Investigators at the University of Cambridge and the Wellcome Sanger Institute outline a sequence variation graph mapping strategy for more clearly spelling out small insertion and deletions (indels) in ancient DNA sequences. While ancient DNA molecules tend to be shorter than modern DNA, with specific chemical modifications that accumulate during the DNA degradation process, the team explains, the new results suggest that software that incorporates variation graphing to dial down potential biases introduced by reference sequences could boost the detection of indels and other variants in real and simulated ancient DNA datasets. "Our findings demonstrate that aligning [ancient DNA] sequences to variation graphs effectively mitigates the impact of reference bias when analyzing [ancient DNA]," they write, "while retaining mapping sensitivity and allowing detection of variation in particular indel variation that was previously missed."

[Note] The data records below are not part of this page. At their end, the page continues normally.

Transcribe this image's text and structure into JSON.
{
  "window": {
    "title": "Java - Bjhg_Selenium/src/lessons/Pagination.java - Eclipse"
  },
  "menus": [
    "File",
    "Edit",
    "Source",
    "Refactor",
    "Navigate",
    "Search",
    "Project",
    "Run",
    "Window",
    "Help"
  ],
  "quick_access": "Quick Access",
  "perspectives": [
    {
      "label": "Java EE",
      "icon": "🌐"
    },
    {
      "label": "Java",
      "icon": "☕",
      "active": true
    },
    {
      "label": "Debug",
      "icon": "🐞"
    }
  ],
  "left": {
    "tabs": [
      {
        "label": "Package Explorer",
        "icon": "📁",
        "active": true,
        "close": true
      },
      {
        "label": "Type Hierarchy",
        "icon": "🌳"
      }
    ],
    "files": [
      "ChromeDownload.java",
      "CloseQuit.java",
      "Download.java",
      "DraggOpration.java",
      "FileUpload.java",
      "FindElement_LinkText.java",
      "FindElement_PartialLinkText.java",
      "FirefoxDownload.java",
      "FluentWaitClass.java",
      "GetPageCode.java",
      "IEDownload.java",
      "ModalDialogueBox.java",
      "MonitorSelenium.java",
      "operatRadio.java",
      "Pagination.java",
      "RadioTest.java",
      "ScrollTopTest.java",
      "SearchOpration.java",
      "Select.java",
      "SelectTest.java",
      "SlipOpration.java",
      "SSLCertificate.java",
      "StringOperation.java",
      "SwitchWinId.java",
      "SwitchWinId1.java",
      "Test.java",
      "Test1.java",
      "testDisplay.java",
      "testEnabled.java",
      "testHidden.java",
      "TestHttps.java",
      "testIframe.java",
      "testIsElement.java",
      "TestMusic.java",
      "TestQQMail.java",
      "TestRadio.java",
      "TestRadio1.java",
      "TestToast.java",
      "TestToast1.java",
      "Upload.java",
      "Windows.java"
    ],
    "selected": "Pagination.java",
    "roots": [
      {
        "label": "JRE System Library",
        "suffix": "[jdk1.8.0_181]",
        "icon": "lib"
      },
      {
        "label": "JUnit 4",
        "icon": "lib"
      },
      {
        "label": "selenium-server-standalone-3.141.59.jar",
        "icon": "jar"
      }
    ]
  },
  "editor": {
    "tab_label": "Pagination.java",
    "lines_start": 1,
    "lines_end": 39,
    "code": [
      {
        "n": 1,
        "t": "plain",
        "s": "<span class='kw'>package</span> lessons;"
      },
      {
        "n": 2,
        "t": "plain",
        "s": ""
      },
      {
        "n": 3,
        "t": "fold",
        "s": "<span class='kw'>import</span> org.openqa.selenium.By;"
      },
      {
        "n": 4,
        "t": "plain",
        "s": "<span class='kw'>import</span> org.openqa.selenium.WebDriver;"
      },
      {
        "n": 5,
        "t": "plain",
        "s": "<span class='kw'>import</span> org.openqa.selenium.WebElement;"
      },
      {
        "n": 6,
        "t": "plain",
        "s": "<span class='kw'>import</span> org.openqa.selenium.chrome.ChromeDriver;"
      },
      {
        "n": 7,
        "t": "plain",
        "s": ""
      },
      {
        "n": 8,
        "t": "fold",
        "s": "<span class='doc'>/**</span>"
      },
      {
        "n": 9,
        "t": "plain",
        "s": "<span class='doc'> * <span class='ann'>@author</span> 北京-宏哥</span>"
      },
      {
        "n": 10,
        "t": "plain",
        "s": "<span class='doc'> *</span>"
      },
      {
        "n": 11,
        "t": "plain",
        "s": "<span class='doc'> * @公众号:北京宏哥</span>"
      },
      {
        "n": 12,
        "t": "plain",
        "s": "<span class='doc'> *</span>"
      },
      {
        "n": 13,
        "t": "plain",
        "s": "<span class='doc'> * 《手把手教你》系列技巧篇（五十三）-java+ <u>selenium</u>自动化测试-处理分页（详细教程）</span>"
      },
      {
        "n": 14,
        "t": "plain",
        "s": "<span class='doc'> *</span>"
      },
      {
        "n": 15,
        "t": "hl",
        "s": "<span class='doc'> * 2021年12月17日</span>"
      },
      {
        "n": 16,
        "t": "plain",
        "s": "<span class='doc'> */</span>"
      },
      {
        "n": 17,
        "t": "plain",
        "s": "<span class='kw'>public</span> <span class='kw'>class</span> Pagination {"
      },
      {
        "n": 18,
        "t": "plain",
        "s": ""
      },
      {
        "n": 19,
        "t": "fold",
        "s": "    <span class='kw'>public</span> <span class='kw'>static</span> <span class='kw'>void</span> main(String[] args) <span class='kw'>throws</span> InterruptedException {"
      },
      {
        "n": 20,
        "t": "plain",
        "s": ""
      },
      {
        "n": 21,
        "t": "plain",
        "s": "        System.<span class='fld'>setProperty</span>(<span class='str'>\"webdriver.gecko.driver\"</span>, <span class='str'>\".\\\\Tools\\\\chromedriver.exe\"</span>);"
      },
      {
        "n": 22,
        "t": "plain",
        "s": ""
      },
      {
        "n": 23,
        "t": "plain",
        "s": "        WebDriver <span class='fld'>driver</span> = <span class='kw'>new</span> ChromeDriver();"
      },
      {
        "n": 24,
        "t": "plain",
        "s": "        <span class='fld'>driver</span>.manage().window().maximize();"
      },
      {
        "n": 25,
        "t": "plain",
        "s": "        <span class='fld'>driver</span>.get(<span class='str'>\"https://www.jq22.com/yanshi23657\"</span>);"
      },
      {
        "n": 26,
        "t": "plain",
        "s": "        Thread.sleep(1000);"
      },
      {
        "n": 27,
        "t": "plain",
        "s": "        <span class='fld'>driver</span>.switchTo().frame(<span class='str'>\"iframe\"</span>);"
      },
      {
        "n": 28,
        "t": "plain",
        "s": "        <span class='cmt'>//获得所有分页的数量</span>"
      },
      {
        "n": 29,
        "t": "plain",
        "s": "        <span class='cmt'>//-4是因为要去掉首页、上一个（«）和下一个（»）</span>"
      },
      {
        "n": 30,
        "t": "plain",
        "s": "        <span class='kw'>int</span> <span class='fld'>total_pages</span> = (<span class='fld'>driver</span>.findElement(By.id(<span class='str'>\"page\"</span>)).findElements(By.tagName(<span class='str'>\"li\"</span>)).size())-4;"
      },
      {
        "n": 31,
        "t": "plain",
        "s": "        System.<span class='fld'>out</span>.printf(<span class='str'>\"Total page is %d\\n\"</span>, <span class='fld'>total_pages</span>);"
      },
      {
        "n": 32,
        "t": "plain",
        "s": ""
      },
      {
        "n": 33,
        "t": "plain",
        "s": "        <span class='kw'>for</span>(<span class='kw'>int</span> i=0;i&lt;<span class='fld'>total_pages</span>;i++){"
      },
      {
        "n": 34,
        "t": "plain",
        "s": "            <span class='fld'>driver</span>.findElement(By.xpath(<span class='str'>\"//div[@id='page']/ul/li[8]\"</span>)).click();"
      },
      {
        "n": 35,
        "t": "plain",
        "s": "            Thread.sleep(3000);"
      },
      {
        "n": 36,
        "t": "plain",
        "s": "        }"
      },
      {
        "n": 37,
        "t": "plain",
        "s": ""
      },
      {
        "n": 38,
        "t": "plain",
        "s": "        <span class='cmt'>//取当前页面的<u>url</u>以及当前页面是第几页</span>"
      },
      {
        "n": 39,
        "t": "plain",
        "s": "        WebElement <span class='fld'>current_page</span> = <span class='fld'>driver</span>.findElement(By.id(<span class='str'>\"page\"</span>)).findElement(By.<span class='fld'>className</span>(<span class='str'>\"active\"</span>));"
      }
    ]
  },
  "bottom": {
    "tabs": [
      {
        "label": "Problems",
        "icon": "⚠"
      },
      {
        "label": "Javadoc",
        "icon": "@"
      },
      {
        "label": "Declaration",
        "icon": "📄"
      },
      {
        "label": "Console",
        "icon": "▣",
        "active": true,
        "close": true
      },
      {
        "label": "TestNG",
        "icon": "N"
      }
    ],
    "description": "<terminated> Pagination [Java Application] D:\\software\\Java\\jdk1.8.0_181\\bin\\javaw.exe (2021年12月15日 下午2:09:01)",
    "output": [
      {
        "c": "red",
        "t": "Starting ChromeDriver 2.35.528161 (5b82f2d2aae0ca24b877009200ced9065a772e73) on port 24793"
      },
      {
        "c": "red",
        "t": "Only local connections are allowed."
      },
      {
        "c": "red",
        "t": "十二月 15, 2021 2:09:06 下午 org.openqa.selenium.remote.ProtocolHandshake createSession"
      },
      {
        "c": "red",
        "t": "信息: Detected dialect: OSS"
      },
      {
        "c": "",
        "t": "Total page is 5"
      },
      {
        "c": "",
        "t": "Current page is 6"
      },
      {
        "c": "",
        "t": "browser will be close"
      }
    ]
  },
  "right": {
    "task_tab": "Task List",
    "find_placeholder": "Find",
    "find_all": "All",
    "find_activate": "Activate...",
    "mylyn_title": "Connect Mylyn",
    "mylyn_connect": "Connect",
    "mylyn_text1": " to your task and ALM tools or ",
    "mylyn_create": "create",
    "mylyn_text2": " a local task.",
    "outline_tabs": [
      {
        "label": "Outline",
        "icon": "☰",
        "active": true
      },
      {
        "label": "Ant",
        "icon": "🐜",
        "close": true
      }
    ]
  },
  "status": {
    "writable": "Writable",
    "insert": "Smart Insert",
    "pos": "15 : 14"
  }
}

A team from the University of California, Riverside, and the La Jolla Institute for Immunology report on a method called Mustache for using Hi-C and Micro-C map-based interaction data to track down chromatin loops. The approach "employs scale-space theory, a technical advance in computer vision, to detect blob-shaped objects in contact maps," the researchers note, adding that the chromatin loops reported by Mustache appear to line up across replicates and in datasets done with either Hi-C or Micro-C approaches. Moreover, they say, chromatin loops uncovered with the method lined up with those found using other calling approaches based on other types of interaction data. "Based on the results presented here, we believe that Mustache will become an essential tool in the analysis of high-resolution Hi-C and Micro-C contact," the authors write, "which are being produced in large numbers by the 4D Nucleosome project and other efforts."
Researchers from the University of Montpellier present software designed for quickly and accurately searching for disease-related features in large sequence sets. The "interactive multi-objective k-mer analysis," or iMOKA, method relies on a feature reduction step to reduce search space in large sequence sets, the team writes, while making it possible to assess data from more than one experiment together. The authors applied iMOKA to clinical sequence data from two breast cancer cohorts, a set of ovarian cancer sequences, and a collection of diffuse large B-cell lymphoma data, for example, and report that the software "found features that are more accurate than classical bioinformatics approaches." Moreover, they say, iMOKA "takes up less space, uses less memory, has faster runtimes, and can be run on a computer cluster or on a laptop."